Auch die Jobbik-Demonstration am Samstag wollte er untersagen lassen. Doch das Budapester Verwaltungs- und Arbeitsgericht hob das Verbot auf. Es musste so handeln, denn das Gesetz gegen die Herabwürdigung von Opfern von Terrorherrschaften sieht ein Verbot von Veranstaltungen nur vor, „wenn ein unmittelbarer Aufruhr zu befürchten ist“.

Signale der Regierung an die Rechtsextremen

Für die mit Zweidrittelmehrheit im Parlament ausgestattete Fidesz-Regierung wäre es ein Leichtes, das Gesetz mit Zähnen auszustatten. Aber während sich die Regierung von physischen Attacken gegen Juden stets distanziert, sendet sie Signale an die Rechtsextremen. So wurde kürzlich Petrás János, der Leadsänger der Jobbik-nahen Rockband Kárpátia mit einem Orden ausgezeichnet. Jobbik-Führer Gábor Vona richtete am Samstag eine Warnung an Israels Präsidenten Schimon Peres, der kürzlich bei einem Besuch in Budapest jüdische Investoren aufgefordert hatte, „Ungarn aufzukaufen“.

Von Ungarns Juden forderte Vona eine Entschuldigung für den Mord an Ungarn während der kurzen Räterepublik 1919 und am Beginn der kommunistischen Ära der 1950er Jahre. Der Abgeordnete Márton Gyöngyösi, der vor einigen Wochen die Registrierung aller jüdischen Politiker gefordert hatte, warf der Regierung vor, „offen dem Zionismus zu dienen“.

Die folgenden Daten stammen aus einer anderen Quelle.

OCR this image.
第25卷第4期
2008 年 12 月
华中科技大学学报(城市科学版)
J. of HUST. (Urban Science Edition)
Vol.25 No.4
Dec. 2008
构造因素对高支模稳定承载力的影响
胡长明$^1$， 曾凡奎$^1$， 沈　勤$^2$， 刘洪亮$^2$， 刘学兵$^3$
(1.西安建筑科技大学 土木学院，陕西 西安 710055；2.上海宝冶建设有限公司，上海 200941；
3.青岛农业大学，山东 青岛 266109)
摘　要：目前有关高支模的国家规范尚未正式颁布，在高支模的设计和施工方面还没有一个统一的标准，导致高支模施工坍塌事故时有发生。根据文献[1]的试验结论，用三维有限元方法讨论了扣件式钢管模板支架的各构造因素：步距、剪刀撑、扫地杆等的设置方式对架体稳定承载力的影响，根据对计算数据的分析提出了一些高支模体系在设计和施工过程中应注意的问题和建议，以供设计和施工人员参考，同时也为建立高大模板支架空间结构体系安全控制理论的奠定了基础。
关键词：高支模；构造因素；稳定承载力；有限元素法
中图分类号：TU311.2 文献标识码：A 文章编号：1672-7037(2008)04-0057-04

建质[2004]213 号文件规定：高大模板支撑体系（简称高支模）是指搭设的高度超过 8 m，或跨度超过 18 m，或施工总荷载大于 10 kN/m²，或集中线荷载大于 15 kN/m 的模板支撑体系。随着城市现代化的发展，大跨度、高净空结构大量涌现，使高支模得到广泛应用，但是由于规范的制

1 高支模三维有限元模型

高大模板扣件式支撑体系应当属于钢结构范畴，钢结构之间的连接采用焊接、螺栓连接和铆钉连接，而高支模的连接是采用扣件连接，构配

Während der Demonstration hielt ein Mann ein aus Fotos von Jobbik-Politikern zusammengesetztes Hakenkreuz in die Höhe, wurde aber dann von Polizisten gestoppt, obwohl das Hakenkreuz und andere Symbole totalitärer Regime wieder erlaubt sind. Gegen Ordner, die in den Uniformen der verbotenen paramilitärischen „Ungarischen Garde“ Spalier standen, schritten die Polizisten nicht ein. Eine kleine Gegendemonstration auf dem nahe gelegenen Freiheitsplatz, auf der sich auch führende Mitglieder der sozialistischen MSZP blicken ließen, wurde von der Polizei auf Distanz gehalten.

Die Vollversammlung des WJC ist prominent besucht. Silvan Schalom, Israels Minister für Energie und Wasserwirtschaft, sprach Sonntagabend nach Viktor Orbán beim Galadinner. Deutschlands Außenminister Guido Westerwelle nimmt am Montag an einer Debatte über den Nahen Osten teil. Am Dienstag wird über rechtsradikale Ideologien diskutiert.